The hearing framed three competing aims: expand access to rehabilitative and noninvasive animal care, preserve veterinarians’ central diagnostic role, and protect animal safety through enforceable education and premises standards. “Protection of the public shall be the highest priority for the board in exercising its licensing, regulatory, and disciplinary functions,” Jessica Seiferman, executive officer of the California Veterinary Medical Board, told the committee.
Witnesses described three broad regulatory models found in other states: (1) allied providers licensed or certified and regulated directly by the veterinary board, (2) dual licensing with human-health boards combined with veterinary oversight and (3) direct access for certified nonveterinarians under a chiropractic or physical therapy board. Nevada and Kentucky officials described hybrid approaches already in use in their states; several California boards said they preferred continued veterinary oversight. Kentucky’s executive director argued veterinarians should remain involved at every stage; Nevada’s witness described dual licensure and a requirement that allied providers work under a veterinary-client-patient relationship.

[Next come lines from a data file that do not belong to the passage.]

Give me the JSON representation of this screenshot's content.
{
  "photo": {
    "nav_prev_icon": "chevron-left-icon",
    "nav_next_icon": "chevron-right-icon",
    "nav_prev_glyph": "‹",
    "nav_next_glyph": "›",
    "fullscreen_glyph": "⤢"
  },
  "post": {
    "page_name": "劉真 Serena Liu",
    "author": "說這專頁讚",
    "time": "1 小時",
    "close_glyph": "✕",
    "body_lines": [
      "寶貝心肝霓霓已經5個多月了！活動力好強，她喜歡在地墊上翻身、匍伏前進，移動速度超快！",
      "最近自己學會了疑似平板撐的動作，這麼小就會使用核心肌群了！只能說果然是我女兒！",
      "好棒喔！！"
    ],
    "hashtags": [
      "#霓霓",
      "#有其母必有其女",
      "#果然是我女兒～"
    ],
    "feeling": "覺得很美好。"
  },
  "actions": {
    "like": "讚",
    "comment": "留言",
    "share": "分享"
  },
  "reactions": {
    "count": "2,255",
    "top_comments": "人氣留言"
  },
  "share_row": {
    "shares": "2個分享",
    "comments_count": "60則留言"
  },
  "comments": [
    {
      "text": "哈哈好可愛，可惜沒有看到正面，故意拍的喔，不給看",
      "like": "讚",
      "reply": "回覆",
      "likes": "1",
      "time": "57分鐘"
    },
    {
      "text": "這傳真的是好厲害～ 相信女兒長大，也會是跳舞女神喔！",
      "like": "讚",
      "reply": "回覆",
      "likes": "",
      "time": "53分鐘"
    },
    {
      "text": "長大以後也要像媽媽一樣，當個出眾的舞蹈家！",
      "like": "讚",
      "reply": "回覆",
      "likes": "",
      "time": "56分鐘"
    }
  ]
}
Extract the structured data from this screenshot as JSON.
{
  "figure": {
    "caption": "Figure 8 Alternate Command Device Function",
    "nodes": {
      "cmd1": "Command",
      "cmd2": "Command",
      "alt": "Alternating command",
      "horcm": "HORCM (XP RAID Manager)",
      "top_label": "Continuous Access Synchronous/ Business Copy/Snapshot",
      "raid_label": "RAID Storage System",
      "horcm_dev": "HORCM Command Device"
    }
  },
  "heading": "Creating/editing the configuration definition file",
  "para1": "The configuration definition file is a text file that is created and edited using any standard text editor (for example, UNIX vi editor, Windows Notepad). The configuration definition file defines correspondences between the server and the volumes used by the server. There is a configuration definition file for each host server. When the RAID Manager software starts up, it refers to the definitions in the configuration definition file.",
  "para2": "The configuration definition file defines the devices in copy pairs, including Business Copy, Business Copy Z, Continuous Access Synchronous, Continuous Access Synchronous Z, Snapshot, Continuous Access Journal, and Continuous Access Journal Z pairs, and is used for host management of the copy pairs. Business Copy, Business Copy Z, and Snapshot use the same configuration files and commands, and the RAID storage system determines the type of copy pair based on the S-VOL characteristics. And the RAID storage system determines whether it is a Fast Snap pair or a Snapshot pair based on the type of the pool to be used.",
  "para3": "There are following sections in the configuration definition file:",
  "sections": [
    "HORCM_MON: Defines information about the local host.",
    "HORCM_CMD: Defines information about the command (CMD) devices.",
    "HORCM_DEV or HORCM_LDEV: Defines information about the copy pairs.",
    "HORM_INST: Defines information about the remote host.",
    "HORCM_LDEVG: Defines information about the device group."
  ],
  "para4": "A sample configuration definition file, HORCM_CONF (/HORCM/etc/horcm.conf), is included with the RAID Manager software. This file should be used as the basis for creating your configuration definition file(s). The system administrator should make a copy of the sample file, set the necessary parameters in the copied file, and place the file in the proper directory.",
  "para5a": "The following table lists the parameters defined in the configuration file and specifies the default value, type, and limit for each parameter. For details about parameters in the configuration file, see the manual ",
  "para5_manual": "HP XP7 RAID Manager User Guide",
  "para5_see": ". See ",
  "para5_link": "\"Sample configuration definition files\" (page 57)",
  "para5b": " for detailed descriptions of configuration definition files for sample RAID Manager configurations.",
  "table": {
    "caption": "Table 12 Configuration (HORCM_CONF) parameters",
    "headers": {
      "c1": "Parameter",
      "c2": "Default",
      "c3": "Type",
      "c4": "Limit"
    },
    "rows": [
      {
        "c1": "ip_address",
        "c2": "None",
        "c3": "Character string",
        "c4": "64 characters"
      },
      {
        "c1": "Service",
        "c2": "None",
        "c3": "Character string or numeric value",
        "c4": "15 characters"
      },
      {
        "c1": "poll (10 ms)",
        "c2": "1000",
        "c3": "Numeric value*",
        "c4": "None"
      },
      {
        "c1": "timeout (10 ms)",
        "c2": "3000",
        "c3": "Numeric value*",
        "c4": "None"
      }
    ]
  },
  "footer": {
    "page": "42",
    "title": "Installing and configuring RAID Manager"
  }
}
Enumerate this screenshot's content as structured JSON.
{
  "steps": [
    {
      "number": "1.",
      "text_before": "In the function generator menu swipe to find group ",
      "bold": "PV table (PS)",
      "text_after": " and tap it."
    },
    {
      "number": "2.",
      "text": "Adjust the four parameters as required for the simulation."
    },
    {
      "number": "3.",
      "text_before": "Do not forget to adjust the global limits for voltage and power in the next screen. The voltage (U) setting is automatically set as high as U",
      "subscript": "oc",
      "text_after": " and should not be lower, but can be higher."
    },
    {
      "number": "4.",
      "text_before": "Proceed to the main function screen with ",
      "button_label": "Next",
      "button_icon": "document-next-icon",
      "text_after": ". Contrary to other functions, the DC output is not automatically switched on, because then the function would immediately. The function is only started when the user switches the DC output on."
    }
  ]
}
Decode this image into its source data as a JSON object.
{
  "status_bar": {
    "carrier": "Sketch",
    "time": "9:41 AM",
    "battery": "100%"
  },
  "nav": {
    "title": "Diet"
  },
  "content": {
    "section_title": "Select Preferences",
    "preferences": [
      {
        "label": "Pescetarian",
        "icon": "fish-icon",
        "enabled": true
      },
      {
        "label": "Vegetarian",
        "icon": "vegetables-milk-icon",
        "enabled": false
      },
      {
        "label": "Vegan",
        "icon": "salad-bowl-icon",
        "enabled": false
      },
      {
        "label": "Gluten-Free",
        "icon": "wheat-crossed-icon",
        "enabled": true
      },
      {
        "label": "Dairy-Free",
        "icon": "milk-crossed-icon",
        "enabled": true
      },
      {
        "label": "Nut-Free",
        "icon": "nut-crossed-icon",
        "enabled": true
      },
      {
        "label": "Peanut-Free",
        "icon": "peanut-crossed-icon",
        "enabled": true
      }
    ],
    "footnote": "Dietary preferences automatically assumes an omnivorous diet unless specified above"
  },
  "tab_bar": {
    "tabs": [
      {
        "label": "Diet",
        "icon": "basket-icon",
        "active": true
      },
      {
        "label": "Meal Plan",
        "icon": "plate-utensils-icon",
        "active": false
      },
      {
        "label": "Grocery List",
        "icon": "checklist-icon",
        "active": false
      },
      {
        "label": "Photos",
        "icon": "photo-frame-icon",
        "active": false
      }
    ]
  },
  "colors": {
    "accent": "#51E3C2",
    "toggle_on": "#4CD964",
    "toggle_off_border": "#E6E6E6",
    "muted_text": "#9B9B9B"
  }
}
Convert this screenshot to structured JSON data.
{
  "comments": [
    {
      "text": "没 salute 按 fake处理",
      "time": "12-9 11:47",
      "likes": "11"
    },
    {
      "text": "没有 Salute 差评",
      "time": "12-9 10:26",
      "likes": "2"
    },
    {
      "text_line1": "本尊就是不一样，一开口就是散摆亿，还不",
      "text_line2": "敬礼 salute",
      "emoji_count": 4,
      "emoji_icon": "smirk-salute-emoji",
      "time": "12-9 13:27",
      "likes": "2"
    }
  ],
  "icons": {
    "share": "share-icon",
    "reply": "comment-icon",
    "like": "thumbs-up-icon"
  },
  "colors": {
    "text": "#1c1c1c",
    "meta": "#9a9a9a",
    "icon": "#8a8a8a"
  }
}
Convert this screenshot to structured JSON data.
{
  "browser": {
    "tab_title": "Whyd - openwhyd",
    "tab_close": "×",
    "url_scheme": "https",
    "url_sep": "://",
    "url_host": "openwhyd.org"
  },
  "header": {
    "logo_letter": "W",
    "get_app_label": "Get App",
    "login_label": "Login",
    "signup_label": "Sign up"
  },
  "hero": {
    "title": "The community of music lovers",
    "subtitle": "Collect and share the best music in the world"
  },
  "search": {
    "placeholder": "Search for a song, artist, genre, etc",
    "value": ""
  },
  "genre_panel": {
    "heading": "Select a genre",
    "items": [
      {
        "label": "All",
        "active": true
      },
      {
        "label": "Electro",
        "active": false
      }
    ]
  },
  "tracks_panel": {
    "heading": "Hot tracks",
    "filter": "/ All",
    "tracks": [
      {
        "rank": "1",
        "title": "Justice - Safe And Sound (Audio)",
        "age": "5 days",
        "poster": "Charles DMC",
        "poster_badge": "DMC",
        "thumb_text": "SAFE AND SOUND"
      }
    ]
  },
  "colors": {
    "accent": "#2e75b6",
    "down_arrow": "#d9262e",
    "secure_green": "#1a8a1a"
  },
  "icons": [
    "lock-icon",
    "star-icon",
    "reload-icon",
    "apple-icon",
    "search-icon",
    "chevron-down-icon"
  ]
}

Practitioners urged more flexibility. Several licensed physical therapists and certified animal chiropractors said strict premises rules and requirements for on-site veterinarian supervision effectively block new clinics, lengthen wait lists, increase costs, and push owners toward uncredentialed providers. “Training is rigorous and available to California licensed PTs,” said Karen Atlas, a certified canine rehabilitation physical therapist and coalition representative, arguing that modernized rules could expand care without reducing safety.
The committee did not take votes. Instead, senators questioned board leaders about complaint processes, premises permitting, the veterinary-client-patient relationship (VCPR), and whether available certification programs and continuing education provide adequate safeguards. Several veterinarians described emergency cases — for instance, a dog with gastric dilation-volvulus identified during an exam — to explain why a veterinarian on the premises can be needed to provide immediate life‑saving care.
The hearing closed with multiple public commentators representing veterinarians, physical therapists and chiropractors, stressing collaboration while advancing different statutory solutions. Committee members said the session is intended to inform future legislation rather than advance a particular bill.
Ending: Committee staff said they will collect additional information from states that have regulatory carve-outs and from malpractice carriers and return with data to help legislators weigh consumer access, public safety and enforcement trade-offs.